Belen Deniz
Ankara Numune Education and Research Hospital, Department of Neurosurgery, Ankara, Turkey.
Turk Neurosurg. 2018;28(3):490-494. doi: 10.5137/1019-5149.JTN.20821-17.0.
In the medical literature, various ethnic terms such as Caucasian or Mongolian,are sporadically cited to indicate the relationship between certain disorders and the geographical origin of individuals. Few scientists recognize that those definitions stem from a medical thesis written by the German physician Johann Friedrich Blumenbach in 1775. Through considering cranial shapes, Blumenbach proposed five race varieties including the Caucasian, the Mongolian, the Malayan, the Ethiopian, and the American.
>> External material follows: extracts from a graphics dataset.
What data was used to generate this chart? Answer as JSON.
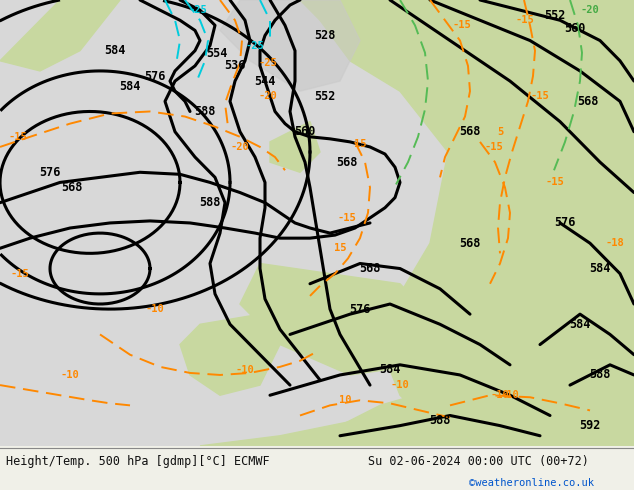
{
  "title_left": "Height/Temp. 500 hPa [gdmp][°C] ECMWF",
  "title_right": "Su 02-06-2024 00:00 UTC (00+72)",
  "credit": "©weatheronline.co.uk",
  "bg_color": "#f0f0e8",
  "land_color_green": "#c8d8a0",
  "land_color_gray": "#c8c8c8",
  "sea_color": "#e8e8e8",
  "contour_color_black": "#000000",
  "contour_color_orange": "#ff8800",
  "contour_color_cyan": "#00ccdd",
  "contour_color_green": "#44aa44",
  "label_color_black": "#000000",
  "label_color_orange": "#ff8800",
  "label_color_cyan": "#00ccdd",
  "credit_color": "#0055cc",
  "figsize": [
    6.34,
    4.9
  ],
  "dpi": 100,
  "bottom_bar_height": 0.08,
  "bottom_bar_color": "#ffffff"
}
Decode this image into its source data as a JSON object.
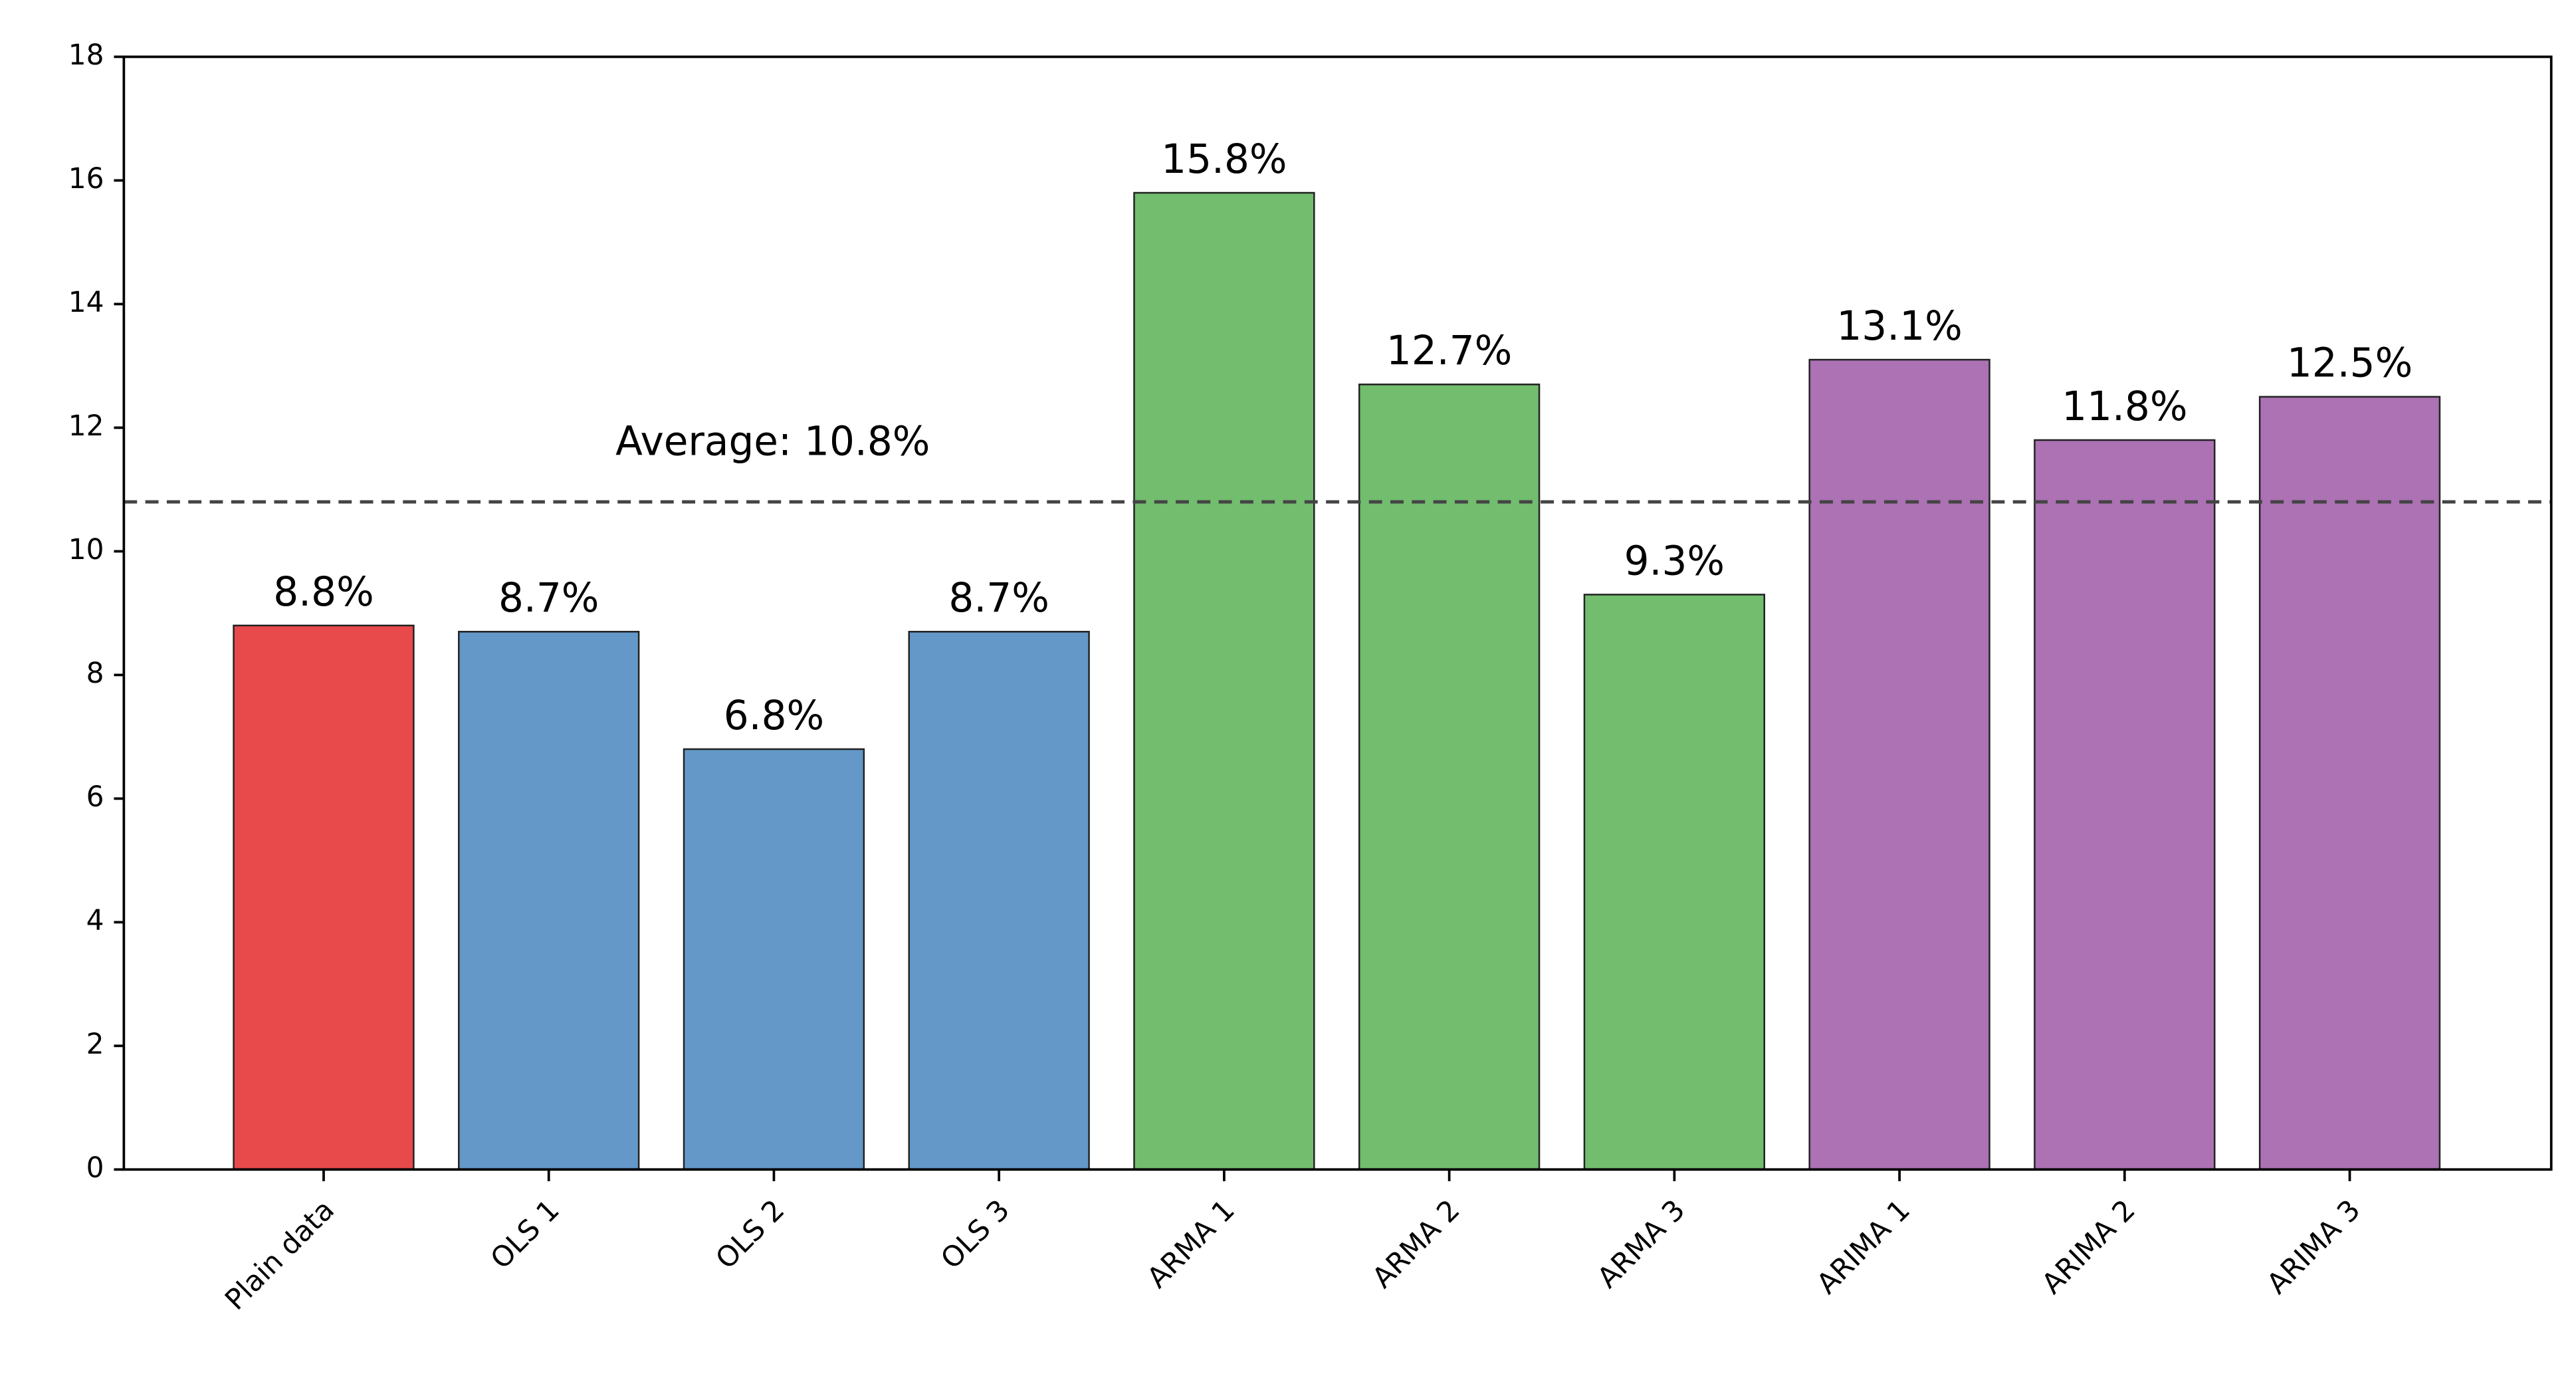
{
  "chart_data": {
    "type": "bar",
    "categories": [
      "Plain data",
      "OLS 1",
      "OLS 2",
      "OLS 3",
      "ARMA 1",
      "ARMA 2",
      "ARMA 3",
      "ARIMA 1",
      "ARIMA 2",
      "ARIMA 3"
    ],
    "values": [
      8.8,
      8.7,
      6.8,
      8.7,
      15.8,
      12.7,
      9.3,
      13.1,
      11.8,
      12.5
    ],
    "value_labels": [
      "8.8%",
      "8.7%",
      "6.8%",
      "8.7%",
      "15.8%",
      "12.7%",
      "9.3%",
      "13.1%",
      "11.8%",
      "12.5%"
    ],
    "colors": [
      "#e8494a",
      "#6398c8",
      "#6398c8",
      "#6398c8",
      "#72bd6e",
      "#72bd6e",
      "#72bd6e",
      "#ac72b4",
      "#ac72b4",
      "#ac72b4"
    ],
    "average": {
      "value": 10.8,
      "label": "Average: 10.8%"
    },
    "ylim": [
      0,
      18
    ],
    "yticks": [
      0,
      2,
      4,
      6,
      8,
      10,
      12,
      14,
      16,
      18
    ],
    "grid": false
  }
}
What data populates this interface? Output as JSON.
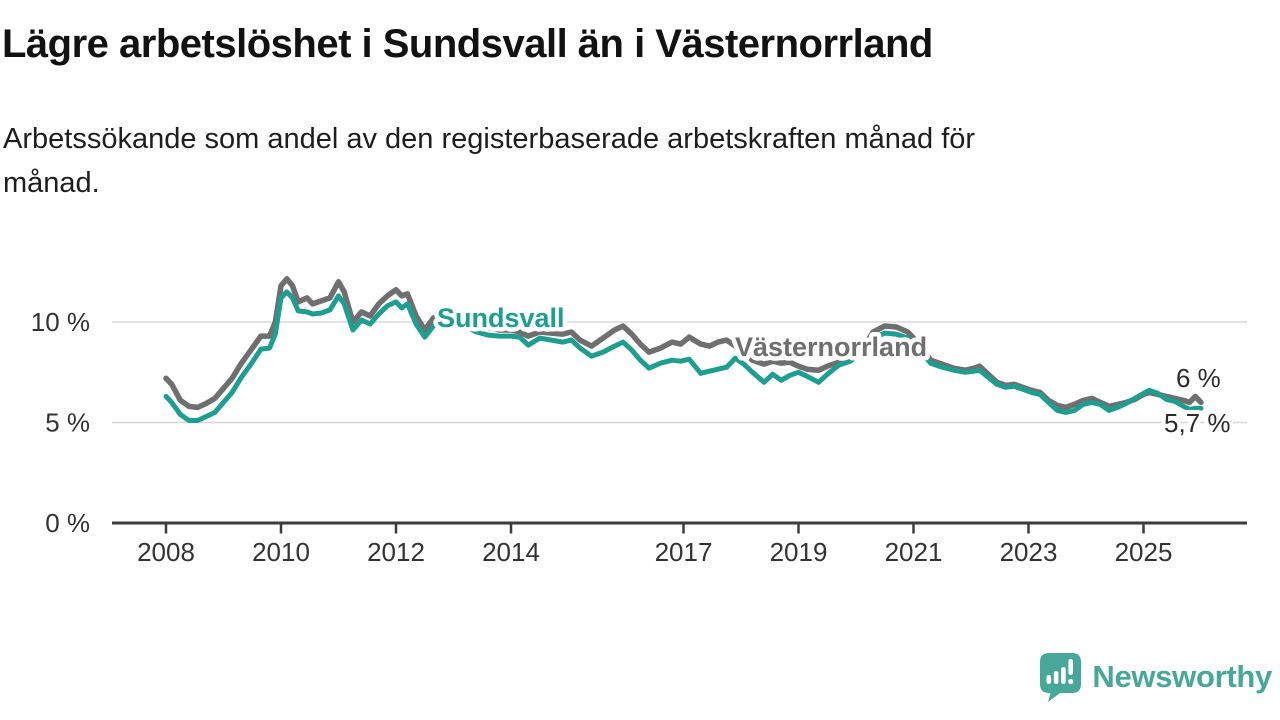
{
  "chart_data": {
    "type": "line",
    "title": "Lägre arbetslöshet i Sundsvall än i Västernorrland",
    "subtitle_lines": [
      "Arbetssökande som andel av den registerbaserade arbetskraften månad för",
      "månad."
    ],
    "unit": "%",
    "grid": true,
    "legend": "inline-series-labels",
    "x_axis": {
      "range": [
        2007.05,
        2026.8
      ],
      "ticks": [
        {
          "label": "2008",
          "value": 2008
        },
        {
          "label": "2010",
          "value": 2010
        },
        {
          "label": "2012",
          "value": 2012
        },
        {
          "label": "2014",
          "value": 2014
        },
        {
          "label": "2017",
          "value": 2017
        },
        {
          "label": "2019",
          "value": 2019
        },
        {
          "label": "2021",
          "value": 2021
        },
        {
          "label": "2023",
          "value": 2023
        },
        {
          "label": "2025",
          "value": 2025
        }
      ]
    },
    "y_axis": {
      "range": [
        0,
        14
      ],
      "ticks": [
        {
          "label": "0 %",
          "value": 0
        },
        {
          "label": "5 %",
          "value": 5
        },
        {
          "label": "10 %",
          "value": 10
        }
      ]
    },
    "series": [
      {
        "name": "Västernorrland",
        "color": "#6f6f6f",
        "end_label": "6 %",
        "points": [
          [
            2008.0,
            7.2
          ],
          [
            2008.1,
            6.9
          ],
          [
            2008.25,
            6.1
          ],
          [
            2008.4,
            5.8
          ],
          [
            2008.55,
            5.75
          ],
          [
            2008.7,
            5.95
          ],
          [
            2008.85,
            6.2
          ],
          [
            2009.0,
            6.7
          ],
          [
            2009.15,
            7.2
          ],
          [
            2009.3,
            7.9
          ],
          [
            2009.5,
            8.7
          ],
          [
            2009.65,
            9.3
          ],
          [
            2009.8,
            9.3
          ],
          [
            2009.9,
            10.0
          ],
          [
            2010.0,
            11.8
          ],
          [
            2010.1,
            12.15
          ],
          [
            2010.2,
            11.8
          ],
          [
            2010.3,
            11.0
          ],
          [
            2010.45,
            11.2
          ],
          [
            2010.55,
            10.9
          ],
          [
            2010.7,
            11.05
          ],
          [
            2010.85,
            11.2
          ],
          [
            2011.0,
            12.0
          ],
          [
            2011.1,
            11.5
          ],
          [
            2011.25,
            10.0
          ],
          [
            2011.4,
            10.5
          ],
          [
            2011.55,
            10.3
          ],
          [
            2011.7,
            10.9
          ],
          [
            2011.85,
            11.3
          ],
          [
            2012.0,
            11.6
          ],
          [
            2012.1,
            11.3
          ],
          [
            2012.2,
            11.4
          ],
          [
            2012.35,
            10.3
          ],
          [
            2012.5,
            9.6
          ],
          [
            2012.65,
            10.2
          ],
          [
            2012.8,
            10.4
          ],
          [
            2013.0,
            10.5
          ],
          [
            2013.2,
            10.2
          ],
          [
            2013.4,
            9.9
          ],
          [
            2013.6,
            9.7
          ],
          [
            2013.8,
            9.6
          ],
          [
            2014.0,
            9.6
          ],
          [
            2014.15,
            9.5
          ],
          [
            2014.3,
            9.3
          ],
          [
            2014.5,
            9.5
          ],
          [
            2014.7,
            9.45
          ],
          [
            2014.9,
            9.4
          ],
          [
            2015.05,
            9.5
          ],
          [
            2015.2,
            9.1
          ],
          [
            2015.4,
            8.8
          ],
          [
            2015.6,
            9.2
          ],
          [
            2015.8,
            9.6
          ],
          [
            2015.95,
            9.8
          ],
          [
            2016.1,
            9.4
          ],
          [
            2016.25,
            8.9
          ],
          [
            2016.4,
            8.5
          ],
          [
            2016.6,
            8.7
          ],
          [
            2016.8,
            9.0
          ],
          [
            2016.95,
            8.9
          ],
          [
            2017.1,
            9.25
          ],
          [
            2017.3,
            8.9
          ],
          [
            2017.45,
            8.8
          ],
          [
            2017.6,
            9.0
          ],
          [
            2017.75,
            9.1
          ],
          [
            2017.9,
            8.8
          ],
          [
            2018.05,
            8.5
          ],
          [
            2018.2,
            8.1
          ],
          [
            2018.4,
            7.9
          ],
          [
            2018.55,
            8.05
          ],
          [
            2018.7,
            7.95
          ],
          [
            2018.85,
            8.0
          ],
          [
            2019.0,
            7.8
          ],
          [
            2019.15,
            7.65
          ],
          [
            2019.35,
            7.6
          ],
          [
            2019.5,
            7.8
          ],
          [
            2019.7,
            8.0
          ],
          [
            2019.9,
            8.1
          ],
          [
            2020.1,
            8.6
          ],
          [
            2020.3,
            9.5
          ],
          [
            2020.5,
            9.8
          ],
          [
            2020.7,
            9.75
          ],
          [
            2020.9,
            9.5
          ],
          [
            2021.1,
            8.9
          ],
          [
            2021.3,
            8.1
          ],
          [
            2021.5,
            7.9
          ],
          [
            2021.7,
            7.7
          ],
          [
            2021.9,
            7.6
          ],
          [
            2022.05,
            7.7
          ],
          [
            2022.15,
            7.8
          ],
          [
            2022.3,
            7.4
          ],
          [
            2022.45,
            7.0
          ],
          [
            2022.6,
            6.85
          ],
          [
            2022.75,
            6.9
          ],
          [
            2022.9,
            6.75
          ],
          [
            2023.05,
            6.6
          ],
          [
            2023.2,
            6.5
          ],
          [
            2023.35,
            6.1
          ],
          [
            2023.5,
            5.85
          ],
          [
            2023.65,
            5.75
          ],
          [
            2023.8,
            5.9
          ],
          [
            2023.95,
            6.1
          ],
          [
            2024.1,
            6.2
          ],
          [
            2024.25,
            6.0
          ],
          [
            2024.4,
            5.8
          ],
          [
            2024.55,
            5.9
          ],
          [
            2024.7,
            6.0
          ],
          [
            2024.85,
            6.15
          ],
          [
            2025.0,
            6.4
          ],
          [
            2025.1,
            6.5
          ],
          [
            2025.25,
            6.4
          ],
          [
            2025.4,
            6.3
          ],
          [
            2025.55,
            6.2
          ],
          [
            2025.7,
            6.1
          ],
          [
            2025.8,
            6.0
          ],
          [
            2025.9,
            6.3
          ],
          [
            2026.0,
            6.0
          ]
        ]
      },
      {
        "name": "Sundsvall",
        "color": "#1d9e90",
        "end_label": "5,7 %",
        "points": [
          [
            2008.0,
            6.3
          ],
          [
            2008.1,
            6.0
          ],
          [
            2008.25,
            5.4
          ],
          [
            2008.4,
            5.1
          ],
          [
            2008.55,
            5.1
          ],
          [
            2008.7,
            5.3
          ],
          [
            2008.85,
            5.5
          ],
          [
            2009.0,
            6.0
          ],
          [
            2009.15,
            6.5
          ],
          [
            2009.3,
            7.2
          ],
          [
            2009.5,
            8.0
          ],
          [
            2009.65,
            8.65
          ],
          [
            2009.8,
            8.7
          ],
          [
            2009.9,
            9.4
          ],
          [
            2010.0,
            11.2
          ],
          [
            2010.1,
            11.5
          ],
          [
            2010.2,
            11.2
          ],
          [
            2010.3,
            10.55
          ],
          [
            2010.45,
            10.5
          ],
          [
            2010.55,
            10.4
          ],
          [
            2010.7,
            10.45
          ],
          [
            2010.85,
            10.6
          ],
          [
            2011.0,
            11.3
          ],
          [
            2011.1,
            10.9
          ],
          [
            2011.25,
            9.6
          ],
          [
            2011.4,
            10.1
          ],
          [
            2011.55,
            9.9
          ],
          [
            2011.7,
            10.4
          ],
          [
            2011.85,
            10.8
          ],
          [
            2012.0,
            11.0
          ],
          [
            2012.1,
            10.7
          ],
          [
            2012.2,
            10.9
          ],
          [
            2012.35,
            9.9
          ],
          [
            2012.5,
            9.25
          ],
          [
            2012.65,
            9.8
          ],
          [
            2012.8,
            10.0
          ],
          [
            2013.0,
            10.1
          ],
          [
            2013.2,
            9.8
          ],
          [
            2013.4,
            9.5
          ],
          [
            2013.6,
            9.35
          ],
          [
            2013.8,
            9.3
          ],
          [
            2014.0,
            9.3
          ],
          [
            2014.15,
            9.25
          ],
          [
            2014.3,
            8.85
          ],
          [
            2014.5,
            9.2
          ],
          [
            2014.7,
            9.1
          ],
          [
            2014.9,
            9.0
          ],
          [
            2015.05,
            9.1
          ],
          [
            2015.2,
            8.7
          ],
          [
            2015.4,
            8.3
          ],
          [
            2015.6,
            8.5
          ],
          [
            2015.8,
            8.8
          ],
          [
            2015.95,
            9.0
          ],
          [
            2016.1,
            8.6
          ],
          [
            2016.25,
            8.1
          ],
          [
            2016.4,
            7.7
          ],
          [
            2016.6,
            7.95
          ],
          [
            2016.8,
            8.1
          ],
          [
            2016.95,
            8.05
          ],
          [
            2017.1,
            8.15
          ],
          [
            2017.3,
            7.45
          ],
          [
            2017.45,
            7.55
          ],
          [
            2017.6,
            7.65
          ],
          [
            2017.75,
            7.75
          ],
          [
            2017.9,
            8.2
          ],
          [
            2018.05,
            7.9
          ],
          [
            2018.2,
            7.5
          ],
          [
            2018.4,
            7.0
          ],
          [
            2018.55,
            7.4
          ],
          [
            2018.7,
            7.1
          ],
          [
            2018.85,
            7.35
          ],
          [
            2019.0,
            7.5
          ],
          [
            2019.15,
            7.3
          ],
          [
            2019.35,
            7.0
          ],
          [
            2019.5,
            7.4
          ],
          [
            2019.7,
            7.85
          ],
          [
            2019.9,
            8.05
          ],
          [
            2020.1,
            8.5
          ],
          [
            2020.3,
            9.2
          ],
          [
            2020.5,
            9.45
          ],
          [
            2020.7,
            9.4
          ],
          [
            2020.9,
            9.2
          ],
          [
            2021.1,
            8.6
          ],
          [
            2021.3,
            7.95
          ],
          [
            2021.5,
            7.75
          ],
          [
            2021.7,
            7.6
          ],
          [
            2021.9,
            7.5
          ],
          [
            2022.05,
            7.55
          ],
          [
            2022.15,
            7.6
          ],
          [
            2022.3,
            7.25
          ],
          [
            2022.45,
            6.9
          ],
          [
            2022.6,
            6.75
          ],
          [
            2022.75,
            6.8
          ],
          [
            2022.9,
            6.65
          ],
          [
            2023.05,
            6.5
          ],
          [
            2023.2,
            6.4
          ],
          [
            2023.35,
            6.0
          ],
          [
            2023.5,
            5.6
          ],
          [
            2023.65,
            5.5
          ],
          [
            2023.8,
            5.6
          ],
          [
            2023.95,
            5.9
          ],
          [
            2024.1,
            6.0
          ],
          [
            2024.25,
            5.9
          ],
          [
            2024.4,
            5.6
          ],
          [
            2024.55,
            5.75
          ],
          [
            2024.7,
            5.95
          ],
          [
            2024.85,
            6.2
          ],
          [
            2025.0,
            6.45
          ],
          [
            2025.1,
            6.6
          ],
          [
            2025.25,
            6.45
          ],
          [
            2025.4,
            6.15
          ],
          [
            2025.55,
            6.05
          ],
          [
            2025.7,
            5.8
          ],
          [
            2025.8,
            5.65
          ],
          [
            2025.9,
            5.7
          ],
          [
            2026.0,
            5.7
          ]
        ]
      }
    ],
    "colors": {
      "axis": "#3c3c3c",
      "gridline": "#d8d8d8",
      "tick_label": "#333333",
      "end_label": "#2b2b2b"
    }
  },
  "footer": {
    "brand": "Newsworthy",
    "brand_color": "#47a89a"
  }
}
While he favored only beauty, his contemporaries reclaimed an intellectuality arrangement among those race types and gave the highest credibility to Caucasian, which therefore, besides defining an ethnicity, has conveyed a discriminatory meaning. The term had been widely used in the medical literature without knowledge of its historical background. Although not commonly used any longer, the Caucasian and similar terms that reflect racial preference should be abandoned in medical text and replaced by more favorable definitions.
在医学文献中,诸如白种人或蒙古人种等各种种族术语偶尔会被引用,以表明某些疾病与个体地理起源之间的关系。很少有科学家意识到这些定义源于德国医生约翰·弗里德里希·布卢门巴赫于1775年撰写的一篇医学论文。通过考虑颅骨形状,布卢门巴赫提出了五个种族变种,包括白种人、蒙古人种、马来人种、埃塞俄比亚人种和美洲人种。虽然他只看重美貌,但他的同时代人在这些种族类型中重新进行了智力排序,并给予白种人最高的可信度,因此,这个词除了定义一个种族外,还传达了一种歧视性的含义。这个术语在医学文献中被广泛使用,却无人了解其历史背景。虽然现在已不常用,但反映种族偏好的白种人及类似术语应在医学文本中摒弃,代之以更合适的定义。